Goodreads Monday is a weekly meme where we randomly select a title from our Goodreads To Be Read lists and share it with the world. It’s hosted by Lauren over at Lauren’s Page Turners, so be sure to link back there so that we can all see what everyone’s planning to read.


16045108The Invention of Murder: How the Victorians Revelled in Death and Detection and Invented Modern Crime
by Judith Flanders
536 pages
Published 2013
Genre: Non-Fiction

From Goodreads: “Superb… Flanders’s convincing and smart synthesis of the evolution of an official police force, fictional detectives, and real-life cause célèbres will appeal to devotees of true crime and detective fiction alike.” –Publishers Weekly, starred review

In this fascinating exploration of murder in nineteenth century England, Judith Flanders examines some of the most gripping cases that captivated the Victorians and gave rise to the first detective fiction

Murder in the nineteenth century was rare. But murder as sensation and entertainment became ubiquitous, with cold-blooded killings transformed into novels, broadsides, ballads, opera, and melodrama—even into puppet shows and performing dog-acts. Detective fiction and the new police force developed in parallel, each imitating the other—the founders of Scotland Yard gave rise to Dickens’s Inspector Bucket, the first fictional police detective, who in turn influenced Sherlock Holmes and, ultimately, even P.D. James and Patricia Cornwell.

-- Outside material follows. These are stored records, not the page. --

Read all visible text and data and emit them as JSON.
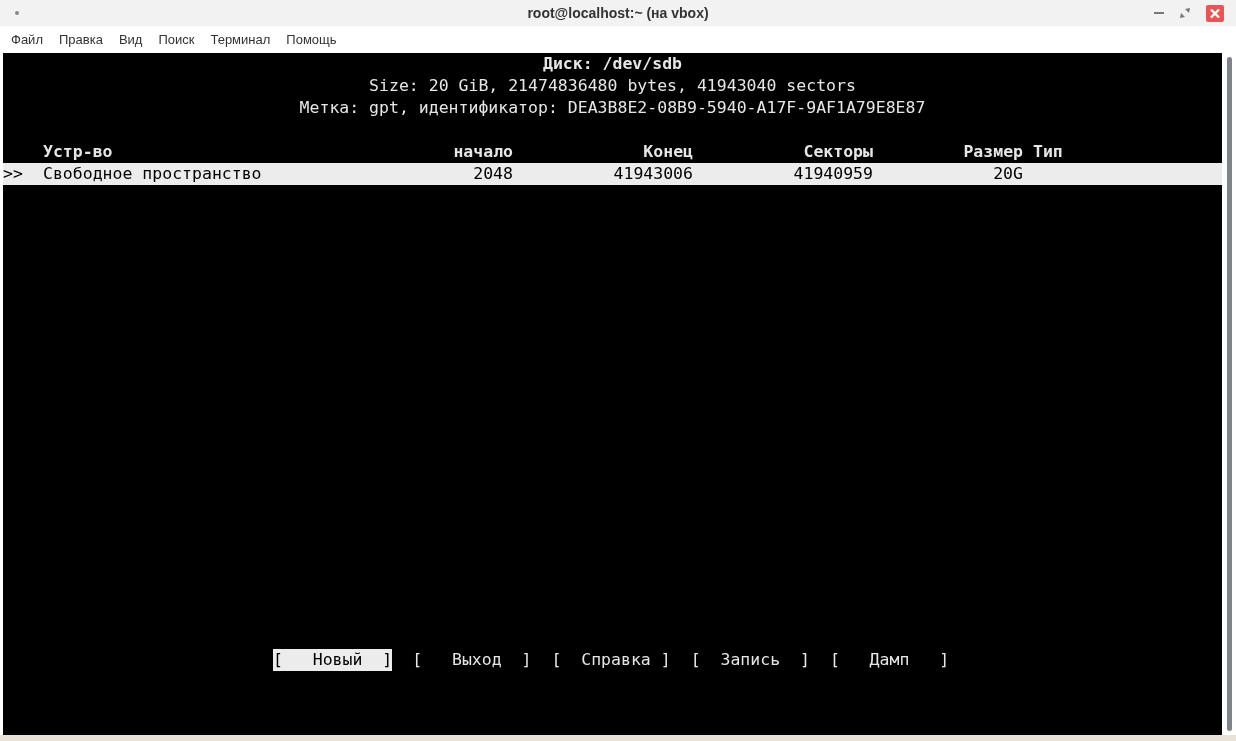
{
  "window": {
    "title": "root@localhost:~ (на vbox)"
  },
  "menu": [
    "Файл",
    "Правка",
    "Вид",
    "Поиск",
    "Терминал",
    "Помощь"
  ],
  "disk": {
    "title": "Диск: /dev/sdb",
    "size_line": "Size: 20 GiB, 21474836480 bytes, 41943040 sectors",
    "label_line": "Метка: gpt, идентификатор: DEA3B8E2-08B9-5940-A17F-9AF1A79E8E87"
  },
  "table": {
    "columns": [
      "Устр-во",
      "начало",
      "Конец",
      "Секторы",
      "Размер",
      "Тип"
    ],
    "rows": [
      {
        "marker": ">>",
        "cells": [
          "Свободное пространство",
          "2048",
          "41943006",
          "41940959",
          "20G",
          ""
        ],
        "selected": true
      }
    ]
  },
  "actions": [
    {
      "label": "[   Новый  ]",
      "selected": true
    },
    {
      "label": "[   Выход  ]",
      "selected": false
    },
    {
      "label": "[  Справка ]",
      "selected": false
    },
    {
      "label": "[  Запись  ]",
      "selected": false
    },
    {
      "label": "[   Дамп   ]",
      "selected": false
    }
  ]
}
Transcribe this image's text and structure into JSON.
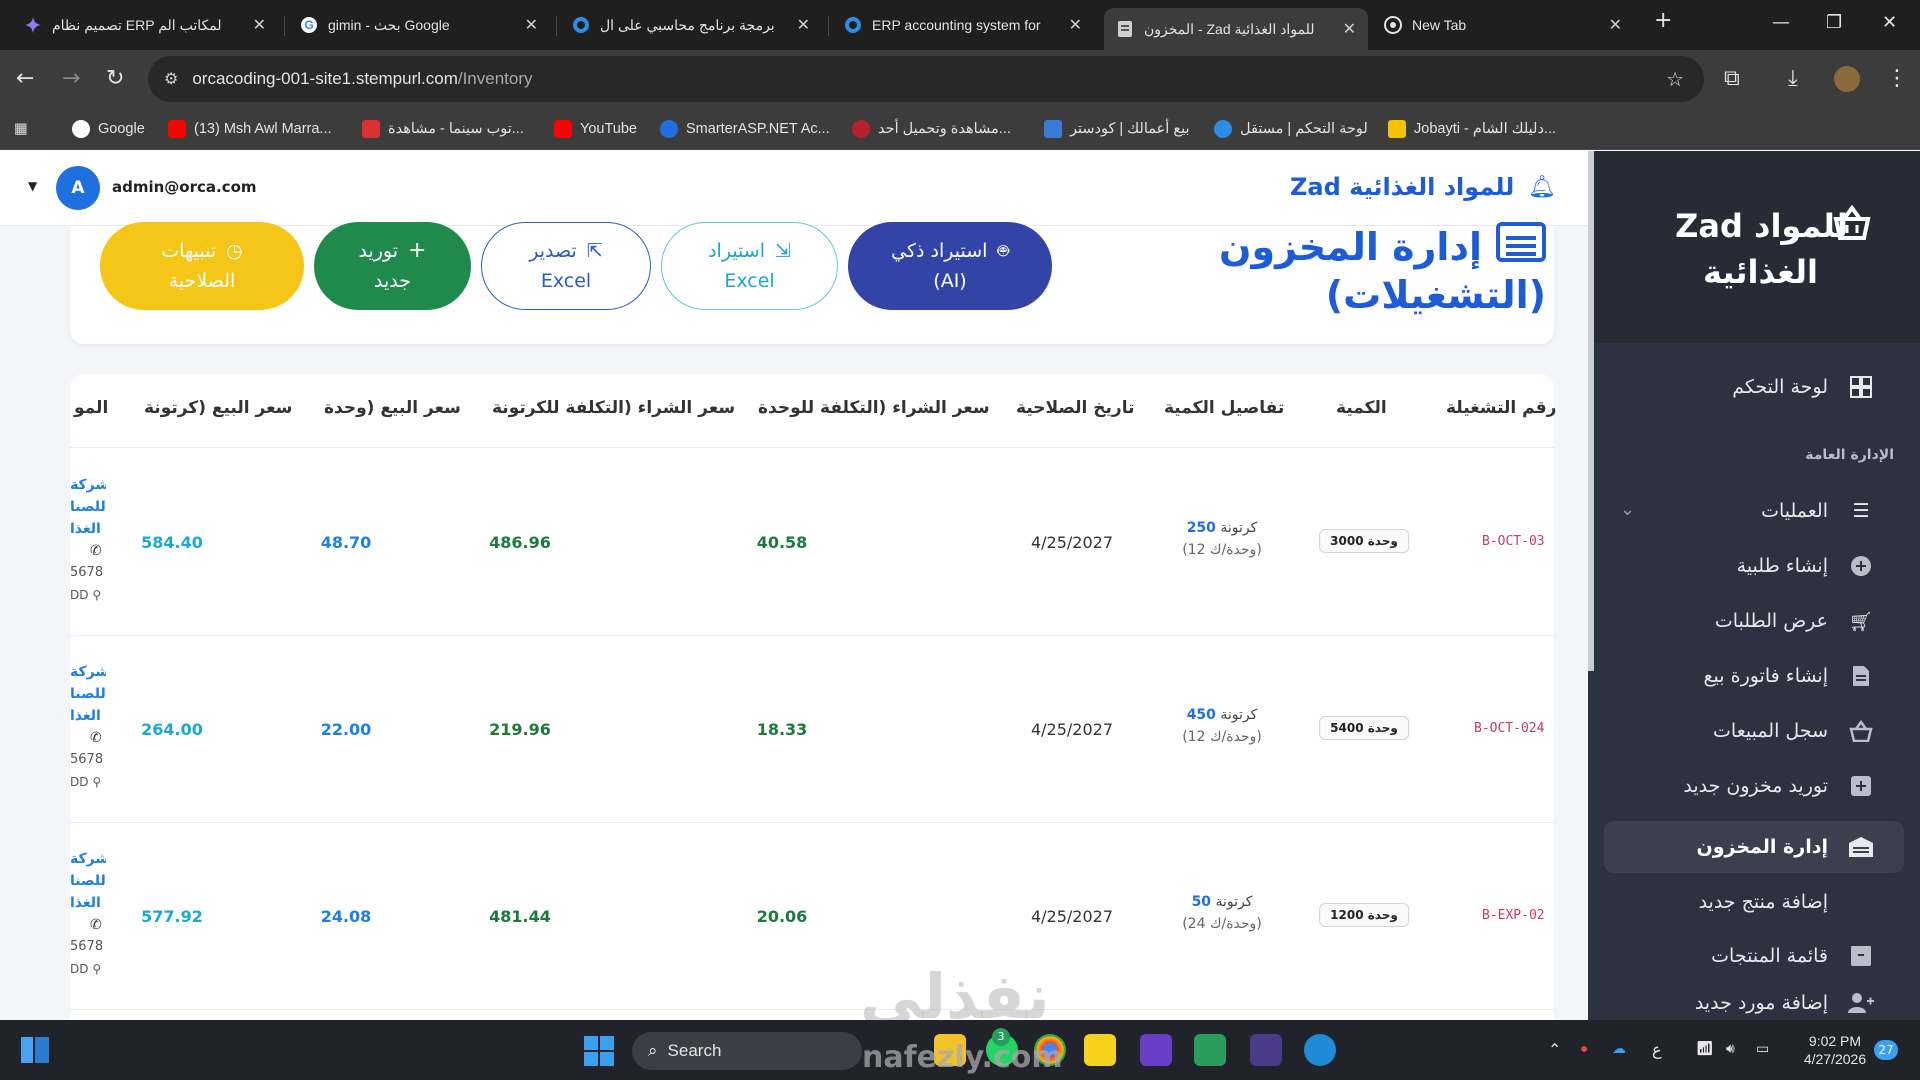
{
  "browser": {
    "tabs": [
      {
        "title": "تصميم نظام ERP لمكاتب الم",
        "fav_color": "#8a7cf7"
      },
      {
        "title": "gimin - بحث Google",
        "fav_color": "#ffffff"
      },
      {
        "title": "برمجة برنامج محاسبي على ال",
        "fav_color": "#2b8de6"
      },
      {
        "title": "ERP accounting system for",
        "fav_color": "#2b8de6"
      },
      {
        "title": "المخزون - Zad للمواد الغذائية",
        "fav_color": "#c9c9c9"
      },
      {
        "title": "New Tab",
        "fav_color": "#e3e3e3"
      }
    ],
    "url_host": "orcacoding-001-site1.stempurl.com",
    "url_path": "/Inventory",
    "bookmarks": [
      {
        "label": "Google",
        "color": "#4285f4"
      },
      {
        "label": "(13) Msh Awl Marra...",
        "color": "#ff0000"
      },
      {
        "label": "توب سينما - مشاهدة...",
        "color": "#d83232"
      },
      {
        "label": "YouTube",
        "color": "#ff0000"
      },
      {
        "label": "SmarterASP.NET Ac...",
        "color": "#1f6fe0"
      },
      {
        "label": "مشاهدة وتحميل أحد...",
        "color": "#b8202c"
      },
      {
        "label": "بيع أعمالك | كودستر",
        "color": "#3a7bd5"
      },
      {
        "label": "لوحة التحكم | مستقل",
        "color": "#2b8de6"
      },
      {
        "label": "Jobayti - دليلك الشام...",
        "color": "#f2c200"
      }
    ]
  },
  "header": {
    "user_email": "admin@orca.com",
    "user_initial": "A",
    "brand": "Zad للمواد الغذائية"
  },
  "sidebar": {
    "brand_line1": "Zad للمواد",
    "brand_line2": "الغذائية",
    "section_label": "الإدارة العامة",
    "items": [
      {
        "label": "لوحة التحكم",
        "icon": "dashboard-icon"
      },
      {
        "label": "العمليات",
        "icon": "list-icon"
      },
      {
        "label": "إنشاء طلبية",
        "icon": "plus-circle-icon"
      },
      {
        "label": "عرض الطلبات",
        "icon": "cart-icon"
      },
      {
        "label": "إنشاء فاتورة بيع",
        "icon": "invoice-icon"
      },
      {
        "label": "سجل المبيعات",
        "icon": "basket-icon"
      },
      {
        "label": "توريد مخزون جديد",
        "icon": "plus-box-icon"
      },
      {
        "label": "إدارة المخزون",
        "icon": "warehouse-icon"
      },
      {
        "label": "إضافة منتج جديد",
        "icon": "add-product-icon"
      },
      {
        "label": "قائمة المنتجات",
        "icon": "box-icon"
      },
      {
        "label": "إضافة مورد جديد",
        "icon": "add-user-icon"
      }
    ]
  },
  "page": {
    "title_line1": "إدارة المخزون",
    "title_line2": "(التشغيلات)",
    "buttons": {
      "ai_import": [
        "استيراد ذكي",
        "(AI)"
      ],
      "import_excel": [
        "استيراد",
        "Excel"
      ],
      "export_excel": [
        "تصدير",
        "Excel"
      ],
      "new_supply": [
        "توريد",
        "جديد"
      ],
      "expiry_alerts": [
        "تنبيهات",
        "الصلاحية"
      ]
    }
  },
  "table": {
    "columns": [
      "رقم التشغيلة",
      "الكمية",
      "تفاصيل الكمية",
      "تاريخ الصلاحية",
      "سعر الشراء (التكلفة للوحدة",
      "سعر الشراء (التكلفة للكرتونة",
      "سعر البيع (وحدة",
      "سعر البيع (كرتونة",
      "المو"
    ],
    "rows": [
      {
        "batch": "B-OCT-03",
        "qty": "3000 وحدة",
        "cartons": "250",
        "carton_word": "كرتونة",
        "per": "(12 وحدة/ك)",
        "expiry": "4/25/2027",
        "cost_unit": "40.58",
        "cost_carton": "486.96",
        "sale_unit": "48.70",
        "sale_carton": "584.40",
        "supplier": [
          "شركة",
          "للصنا",
          "الغذا"
        ],
        "phone": "5678",
        "loc": "DD"
      },
      {
        "batch": "B-OCT-024",
        "qty": "5400 وحدة",
        "cartons": "450",
        "carton_word": "كرتونة",
        "per": "(12 وحدة/ك)",
        "expiry": "4/25/2027",
        "cost_unit": "18.33",
        "cost_carton": "219.96",
        "sale_unit": "22.00",
        "sale_carton": "264.00",
        "supplier": [
          "شركة",
          "للصنا",
          "الغذا"
        ],
        "phone": "5678",
        "loc": "DD"
      },
      {
        "batch": "B-EXP-02",
        "qty": "1200 وحدة",
        "cartons": "50",
        "carton_word": "كرتونة",
        "per": "(24 وحدة/ك)",
        "expiry": "4/25/2027",
        "cost_unit": "20.06",
        "cost_carton": "481.44",
        "sale_unit": "24.08",
        "sale_carton": "577.92",
        "supplier": [
          "شركة",
          "للصنا",
          "الغذا"
        ],
        "phone": "5678",
        "loc": "DD"
      }
    ]
  },
  "taskbar": {
    "search": "Search",
    "time": "9:02 PM",
    "date": "4/27/2026",
    "notif": "27",
    "badge": "3",
    "lang": "ع"
  },
  "watermark": {
    "ar": "نفذلي",
    "en": "nafezly.com"
  }
}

In this meticulously researched and engrossing book, Judith Flanders retells the gruesome stories of many different types of murder, both famous and obscure: from Greenacre, who transported his dismembered fiancée around town by omnibus, to Burke and Hare’s bodysnatching business in Edinburgh; from the crimes (and myths) of Sweeney Todd and Jack the Ripper, to the tragedy of the murdered Marr family in London’s East End.  Through these stories of murder—from the brutal to the pathetic—Flanders builds a rich and multi-faceted portrait of Victorian society in Great Britain.  With an irresistible cast of swindlers, forgers, and poisoners, the mad, the bad and the utterly dangerous, The Invention of Murder is both a mesmerizing tale of crime and punishment, and history at its most readable.


I don’t know where I came across this book, but really, with a title like that who could resist it? I don’t remember if my library has a copy, but if it doesn’t it will definitely be one to track down. It seems like a perfect read for Halloween.